Liverpool could confirm Champions League point by beating Newcastle to second transfer
Liverpool did not make the Champions League places this season. It would clearly have been beneficial but Jürgen Klopp’s side is in a good place to kick on in 2023/24.
Liverpool knew that a big reset was coming this summer regardless of whether Jürgen Klopp’s side squeezed into the Champions League places or not — ultimately, the Reds finished fifth.
With multiple players including James Milner out of contract and moving on, there was always going to be a turnover of playing staff, giving Klopp the chance to refresh and bring in new ideas and younger legs.
Alexis Mac Allister represented an excellent start to the summer transfer window for Liverpool, arriving from Brighton. This weekend, its second addition, Dominik Szoboszlai from RB Leipzig, was confirmed as well.
Liverpool clearly underperformed last season, but there is no reason to think that the Reds cannot dramatically improve with players added to the squad of this sort of caliber.
Of course, Liverpool has spent less than some of its rivals in the Premier League — and many more deals will get done across the division before the new season begins — but the quality that has been added to date is significant.
With every player fit and performing to expectation, Liverpool already has a better squad than at least two of the teams that finished ahead of the Reds last time out.
Newcastle United will continue to spend big, having added Sandro Tonali for a fee of $76m (£61m/€70m) this week — the same amount, incidentally, that Liverpool splashed on Szoboszlai.

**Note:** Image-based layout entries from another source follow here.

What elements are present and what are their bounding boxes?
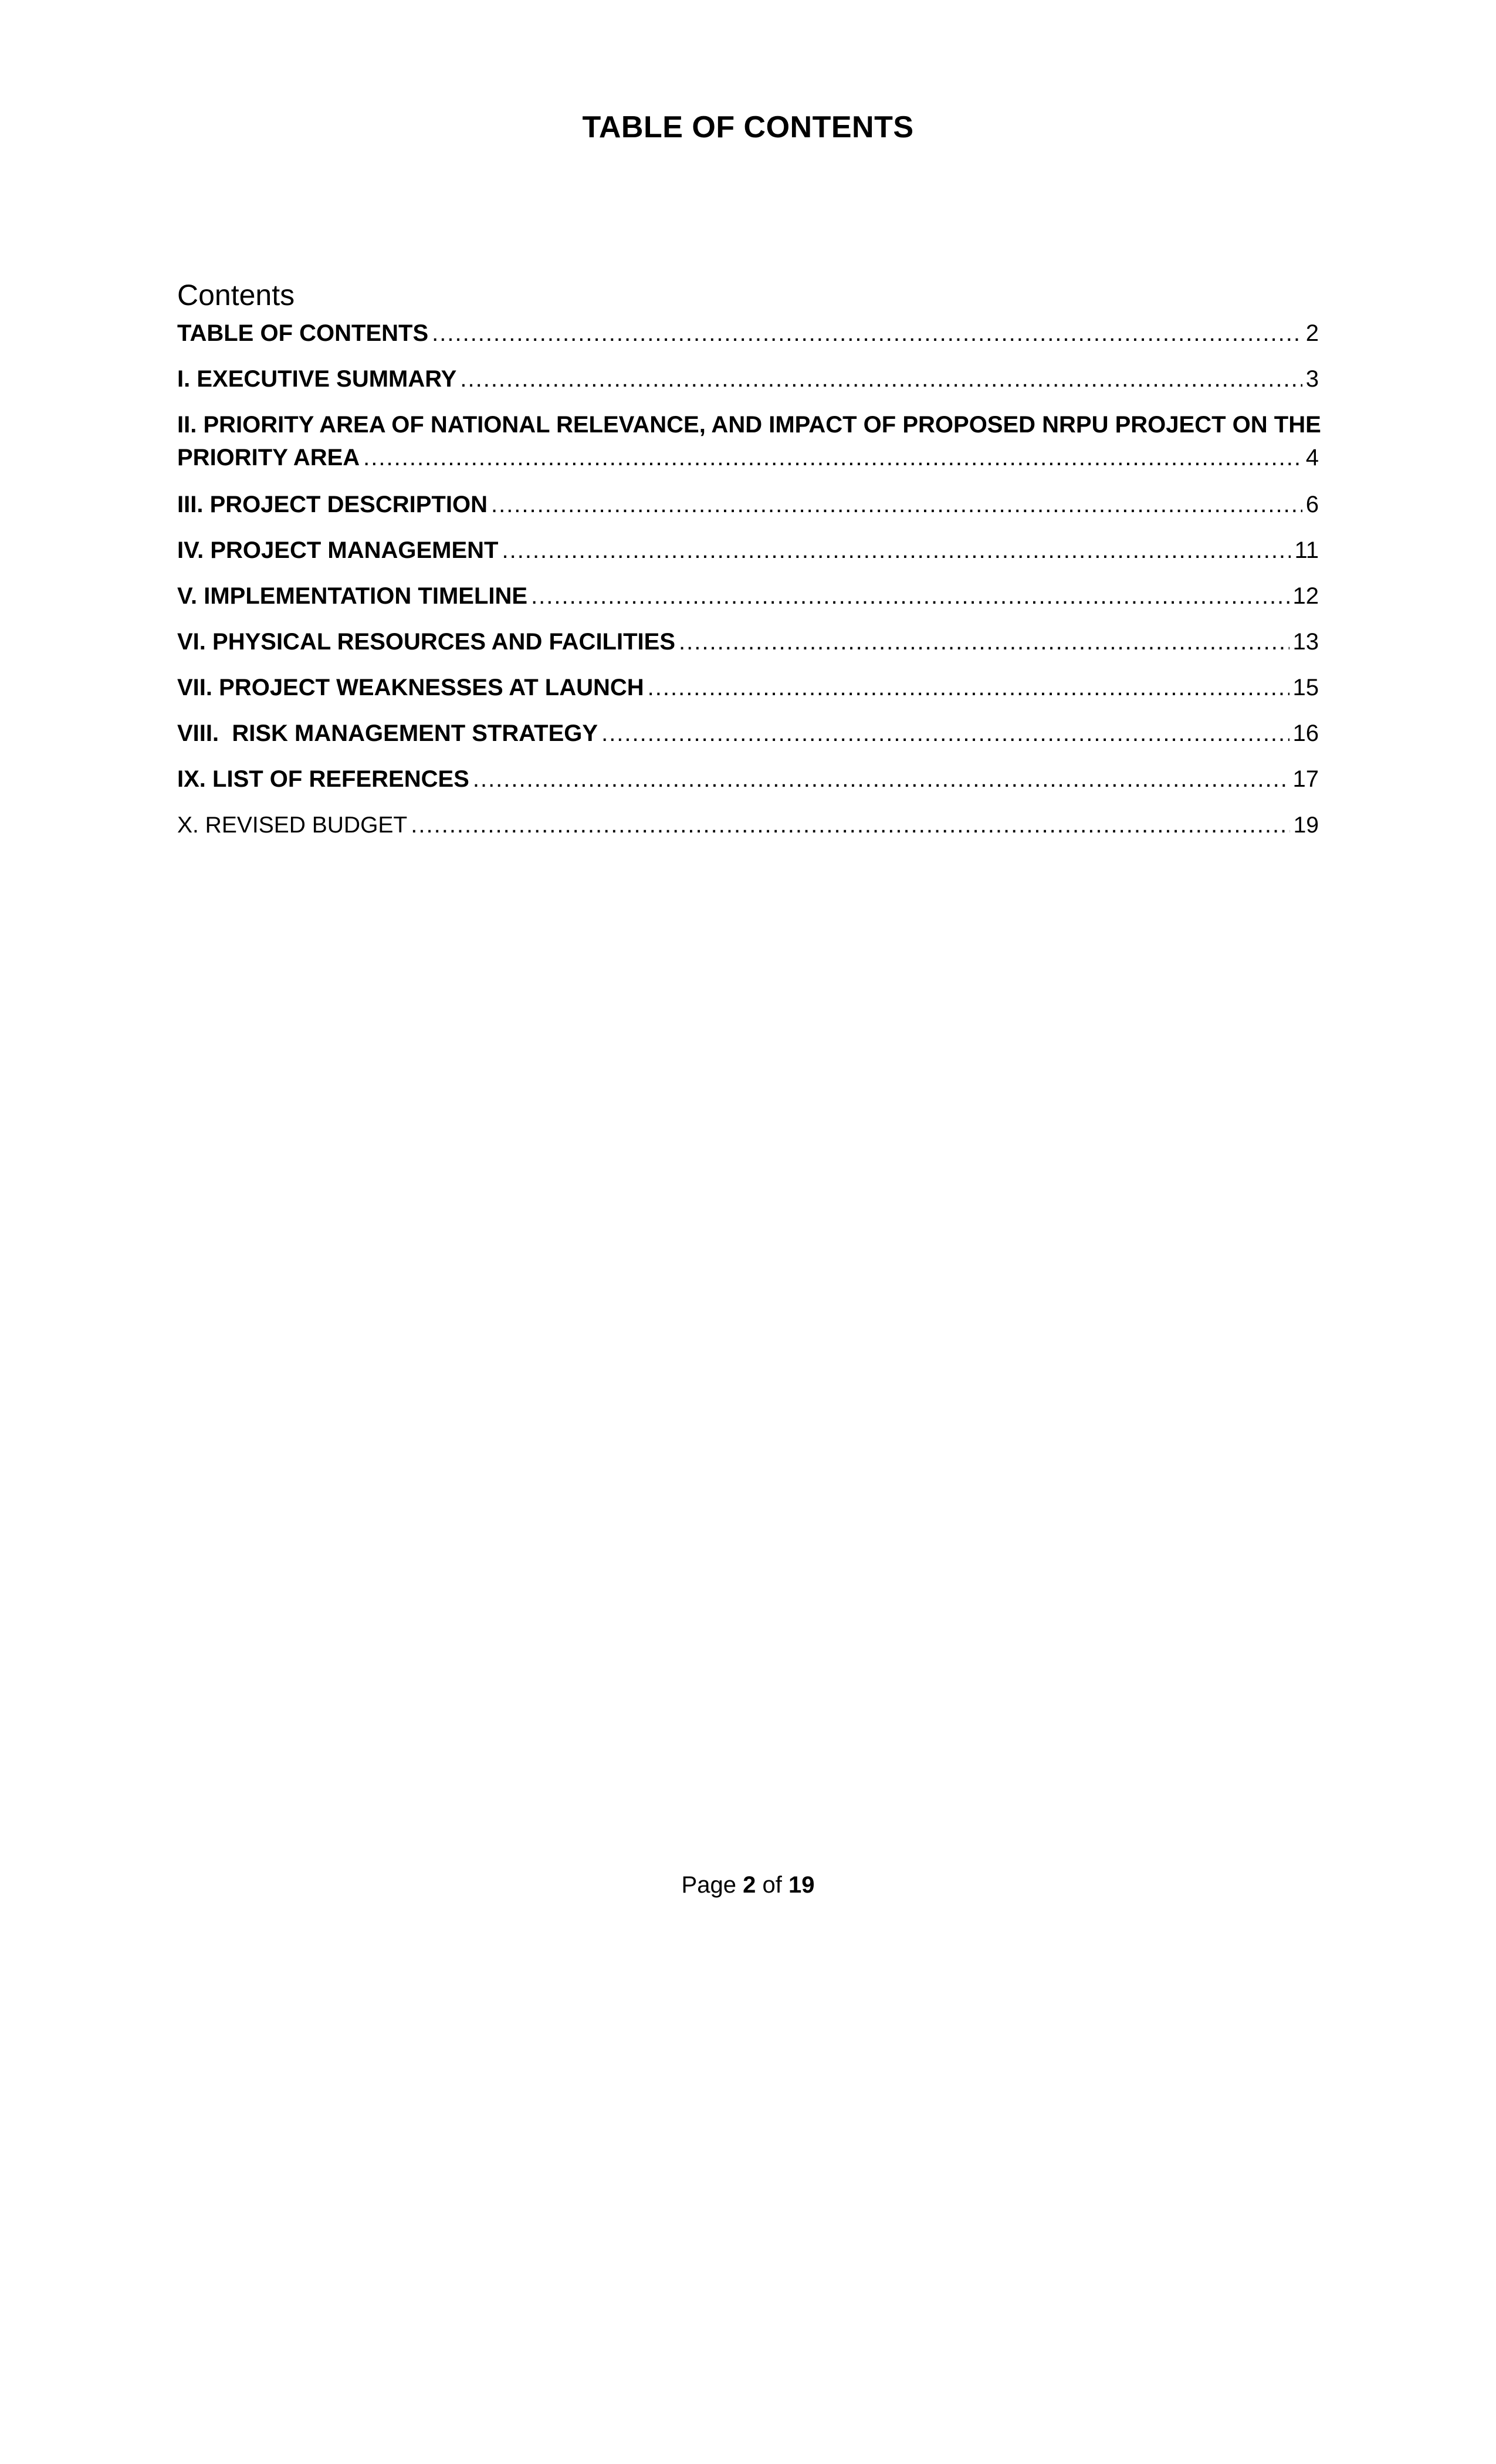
footer-total-pages: 19 [788,1872,815,1898]
toc-entry-label: IV. PROJECT MANAGEMENT [177,537,499,563]
toc-entry-executive-summary[interactable] [177,363,1319,395]
toc-entry-label: VIII. RISK MANAGEMENT STRATEGY [177,720,598,746]
page-footer [0,1869,1496,1901]
toc-entry-page: 16 [1292,720,1319,746]
toc-dot-leader [648,671,1289,704]
toc-dot-leader [473,763,1289,796]
toc-entry-label: X. REVISED BUDGET [177,813,408,838]
toc-dot-leader [601,717,1289,750]
footer-page-word: Page [681,1872,736,1898]
toc-entry-label-line1: II. PRIORITY AREA OF NATIONAL RELEVANCE, AND IMPACT OF PROPOSED NRPU PROJECT ON THE [177,412,1321,438]
toc-entry-page: 3 [1305,366,1319,392]
toc-entry-risk-management[interactable] [177,717,1319,750]
toc-entry-page: 12 [1292,583,1319,609]
toc-entry-list-of-references[interactable] [177,763,1319,796]
toc-entry-page: 11 [1294,537,1319,563]
toc-dot-leader [460,363,1302,395]
toc-entry-project-weaknesses[interactable] [177,671,1319,704]
toc-entry-label: IX. LIST OF REFERENCES [177,766,469,792]
toc-entry-page: 15 [1292,675,1319,700]
toc-entry-page: 4 [1305,445,1319,471]
page-title: TABLE OF CONTENTS [582,110,914,144]
toc-entry-revised-budget[interactable] [177,808,1319,842]
toc-entry-project-management[interactable] [177,534,1319,567]
toc-entry-priority-area[interactable] [177,408,1319,474]
toc-dot-leader [363,441,1302,474]
toc-entry-implementation-timeline[interactable] [177,580,1319,612]
toc-dot-leader [411,808,1289,841]
toc-entry-label-line2: PRIORITY AREA [177,445,360,471]
toc-dot-leader [432,317,1302,350]
toc-entry-page: 13 [1292,629,1319,655]
toc-entry-table-of-contents[interactable] [177,317,1319,350]
footer-current-page: 2 [743,1872,756,1898]
toc-entry-label: VI. PHYSICAL RESOURCES AND FACILITIES [177,629,676,655]
toc-entry-page: 2 [1305,320,1319,346]
toc-dot-leader [679,625,1289,658]
toc-dot-leader [491,488,1302,521]
toc-entry-label: I. EXECUTIVE SUMMARY [177,366,457,392]
toc-entry-page: 19 [1293,813,1319,838]
toc-entry-label: TABLE OF CONTENTS [177,320,429,346]
toc-entry-label: V. IMPLEMENTATION TIMELINE [177,583,528,609]
toc-entry-label: III. PROJECT DESCRIPTION [177,492,488,517]
toc-entry-project-description[interactable] [177,488,1319,521]
toc-dot-leader [502,534,1291,567]
toc-entry-page: 6 [1305,492,1319,517]
toc-entry-label: VII. PROJECT WEAKNESSES AT LAUNCH [177,675,644,700]
toc-entry-page: 17 [1292,766,1319,792]
contents-heading: Contents [177,279,295,312]
footer-of-word: of [762,1872,782,1898]
toc-dot-leader [531,580,1289,612]
toc-entry-physical-resources[interactable] [177,625,1319,658]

But Newcastle, according to Sky Sports, was also in for the Hungarian. The player, though, wanted to sign for Liverpool and therefore the Magpies left the race to focus on other targets.
Now, with Szoboszlai gone, Newcastle is looking at another player Liverpool admires, Italian journalist Rudy Galletti reports, in 22-year-old Nice midfielder Khéphren Thuram, who has just been knocked out of the U21 European Championships with France.
It remains to be seen whether or not Liverpool does sign another midfielder, or even if it does, whether Thuram would be the right profile with Mac Allister and Szoboszlai capable of filling the more advanced attacking midfield roles.
But should Liverpool beat Newcastle to that signing as well — the player picking the Reds over a move to the North East, if it came down to that, is hardly unrealistic — that would further underline the point about where each club stands in the pecking order.